Nummi Tapio, Möttönen Jyrki, Väkeväinen Pasi, Salonen Janne, O'Brien Timothy E
Faculty of Information Technology and Communication Sciences, Tampere University, Tampere, Finland.
Department of Mathematics and Statistics, University of Helsinki, Helsinki, Finland.
J Appl Stat. 2025 Feb 7;52(12):2271-2290. doi: 10.1080/02664763.2025.2459293. eCollection 2025.
When analyzing real data sets, statisticians often face the question that the data are heterogeneous and it may not necessarily be possible to model this heterogeneity directly. One natural option in this case is to use the methods based on finite mixtures. The key question in these techniques often is what is the best number of mixtures or, depending on the focus of the analysis, the best number of sub-populations when the model is otherwise fixed. Moreover, when the distribution of the response variable deviates from meeting the assumptions, it's common to employ an appropriate transformation to align the distribution with the model's requirements. To solve the problem in the mixture regression context we propose a technique based on the scaled Box-Cox transformation for normal mixtures. The specific focus here is on mixture regression for longitudinal data, the so-called trajectory analysis. We present interesting practical results as well as simulation experiments to demonstrate that our method yields reasonable results. Associated R-programs are also provided.

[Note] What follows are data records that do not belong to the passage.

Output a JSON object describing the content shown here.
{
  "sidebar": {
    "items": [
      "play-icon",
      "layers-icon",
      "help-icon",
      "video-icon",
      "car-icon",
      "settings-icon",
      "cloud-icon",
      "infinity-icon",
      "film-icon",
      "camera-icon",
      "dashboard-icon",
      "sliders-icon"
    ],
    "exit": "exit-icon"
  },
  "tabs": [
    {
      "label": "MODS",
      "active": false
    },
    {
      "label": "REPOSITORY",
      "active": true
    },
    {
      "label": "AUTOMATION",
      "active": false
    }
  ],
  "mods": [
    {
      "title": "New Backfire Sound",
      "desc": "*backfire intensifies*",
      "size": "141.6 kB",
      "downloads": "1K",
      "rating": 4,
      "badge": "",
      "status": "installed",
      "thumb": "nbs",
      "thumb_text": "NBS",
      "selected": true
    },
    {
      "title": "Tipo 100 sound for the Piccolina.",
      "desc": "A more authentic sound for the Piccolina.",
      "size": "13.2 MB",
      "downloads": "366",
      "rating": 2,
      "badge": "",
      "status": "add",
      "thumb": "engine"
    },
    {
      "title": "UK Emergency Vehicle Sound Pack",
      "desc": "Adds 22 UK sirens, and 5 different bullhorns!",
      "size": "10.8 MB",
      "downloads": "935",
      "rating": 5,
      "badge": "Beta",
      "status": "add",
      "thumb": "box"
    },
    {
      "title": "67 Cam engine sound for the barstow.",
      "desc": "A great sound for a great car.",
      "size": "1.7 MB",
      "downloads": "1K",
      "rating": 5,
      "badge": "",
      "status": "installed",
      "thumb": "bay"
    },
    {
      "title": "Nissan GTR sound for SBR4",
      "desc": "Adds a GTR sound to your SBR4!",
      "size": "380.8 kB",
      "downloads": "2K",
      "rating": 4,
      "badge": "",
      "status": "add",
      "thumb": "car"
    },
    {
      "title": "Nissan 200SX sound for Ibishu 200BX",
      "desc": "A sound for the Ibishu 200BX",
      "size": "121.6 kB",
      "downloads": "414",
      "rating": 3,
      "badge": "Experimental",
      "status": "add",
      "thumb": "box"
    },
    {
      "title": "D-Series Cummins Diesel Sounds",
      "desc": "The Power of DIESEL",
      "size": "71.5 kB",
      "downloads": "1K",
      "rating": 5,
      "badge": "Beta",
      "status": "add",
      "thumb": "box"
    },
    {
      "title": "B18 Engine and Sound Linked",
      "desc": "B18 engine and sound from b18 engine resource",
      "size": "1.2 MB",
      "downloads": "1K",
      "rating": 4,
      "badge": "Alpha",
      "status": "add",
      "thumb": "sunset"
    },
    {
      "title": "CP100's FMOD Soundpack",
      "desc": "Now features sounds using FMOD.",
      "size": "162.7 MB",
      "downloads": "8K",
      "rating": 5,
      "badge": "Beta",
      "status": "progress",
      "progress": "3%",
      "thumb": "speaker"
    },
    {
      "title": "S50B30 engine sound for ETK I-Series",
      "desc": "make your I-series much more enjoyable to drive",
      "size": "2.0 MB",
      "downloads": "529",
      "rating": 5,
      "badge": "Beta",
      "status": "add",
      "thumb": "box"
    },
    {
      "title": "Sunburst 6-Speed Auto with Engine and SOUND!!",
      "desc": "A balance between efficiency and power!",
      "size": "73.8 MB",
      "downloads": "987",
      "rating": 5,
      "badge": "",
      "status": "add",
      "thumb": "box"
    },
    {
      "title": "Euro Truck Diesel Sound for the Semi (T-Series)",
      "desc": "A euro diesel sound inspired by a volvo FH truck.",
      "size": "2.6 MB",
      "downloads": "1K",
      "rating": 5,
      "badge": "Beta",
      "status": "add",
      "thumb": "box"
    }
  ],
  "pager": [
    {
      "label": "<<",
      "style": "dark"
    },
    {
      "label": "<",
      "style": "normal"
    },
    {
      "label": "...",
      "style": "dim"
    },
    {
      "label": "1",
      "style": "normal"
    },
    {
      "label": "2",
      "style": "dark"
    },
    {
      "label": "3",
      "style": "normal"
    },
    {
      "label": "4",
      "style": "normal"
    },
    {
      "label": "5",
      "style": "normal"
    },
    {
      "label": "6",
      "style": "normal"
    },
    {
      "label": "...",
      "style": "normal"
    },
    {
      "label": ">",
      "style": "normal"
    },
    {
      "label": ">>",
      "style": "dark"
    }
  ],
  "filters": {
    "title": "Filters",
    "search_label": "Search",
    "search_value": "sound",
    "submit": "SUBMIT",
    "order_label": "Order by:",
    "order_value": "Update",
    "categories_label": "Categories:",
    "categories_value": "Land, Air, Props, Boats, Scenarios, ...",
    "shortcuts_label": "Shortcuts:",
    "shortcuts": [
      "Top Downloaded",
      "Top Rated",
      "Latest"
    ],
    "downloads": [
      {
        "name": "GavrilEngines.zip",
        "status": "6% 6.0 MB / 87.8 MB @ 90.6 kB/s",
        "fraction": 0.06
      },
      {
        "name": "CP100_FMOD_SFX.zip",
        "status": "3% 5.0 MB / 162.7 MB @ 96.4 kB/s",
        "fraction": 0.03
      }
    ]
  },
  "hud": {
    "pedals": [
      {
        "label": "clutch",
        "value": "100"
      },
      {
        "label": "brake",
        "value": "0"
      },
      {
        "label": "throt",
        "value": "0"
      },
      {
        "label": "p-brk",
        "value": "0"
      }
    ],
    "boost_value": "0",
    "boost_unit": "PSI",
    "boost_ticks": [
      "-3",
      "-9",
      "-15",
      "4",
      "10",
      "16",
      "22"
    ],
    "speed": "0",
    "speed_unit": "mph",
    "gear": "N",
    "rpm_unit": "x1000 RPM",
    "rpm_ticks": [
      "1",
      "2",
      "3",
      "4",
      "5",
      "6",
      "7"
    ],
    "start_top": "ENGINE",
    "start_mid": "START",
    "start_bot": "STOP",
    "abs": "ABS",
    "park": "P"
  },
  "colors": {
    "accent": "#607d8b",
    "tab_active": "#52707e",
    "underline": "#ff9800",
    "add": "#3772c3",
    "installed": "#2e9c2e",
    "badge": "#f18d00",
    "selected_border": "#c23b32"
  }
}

在分析实际数据集时,统计学家常常面临这样一个问题:数据是异质的,直接对这种异质性进行建模不一定可行。在这种情况下,一个自然的选择是使用基于有限混合的方法。这些技术中的关键问题通常是,当模型的其他部分固定时,最佳的混合数量是多少,或者根据分析重点,最佳的子群体数量是多少。此外,当响应变量的分布不符合假设时,通常会采用适当的变换来使分布与模型要求一致。为了解决混合回归背景下的这个问题,我们提出了一种基于正态混合的缩放Box-Cox变换的技术。这里的具体重点是纵向数据的混合回归,即所谓的轨迹分析。我们展示了有趣的实际结果以及模拟实验,以证明我们的方法能产生合理的结果。还提供了相关的R程序。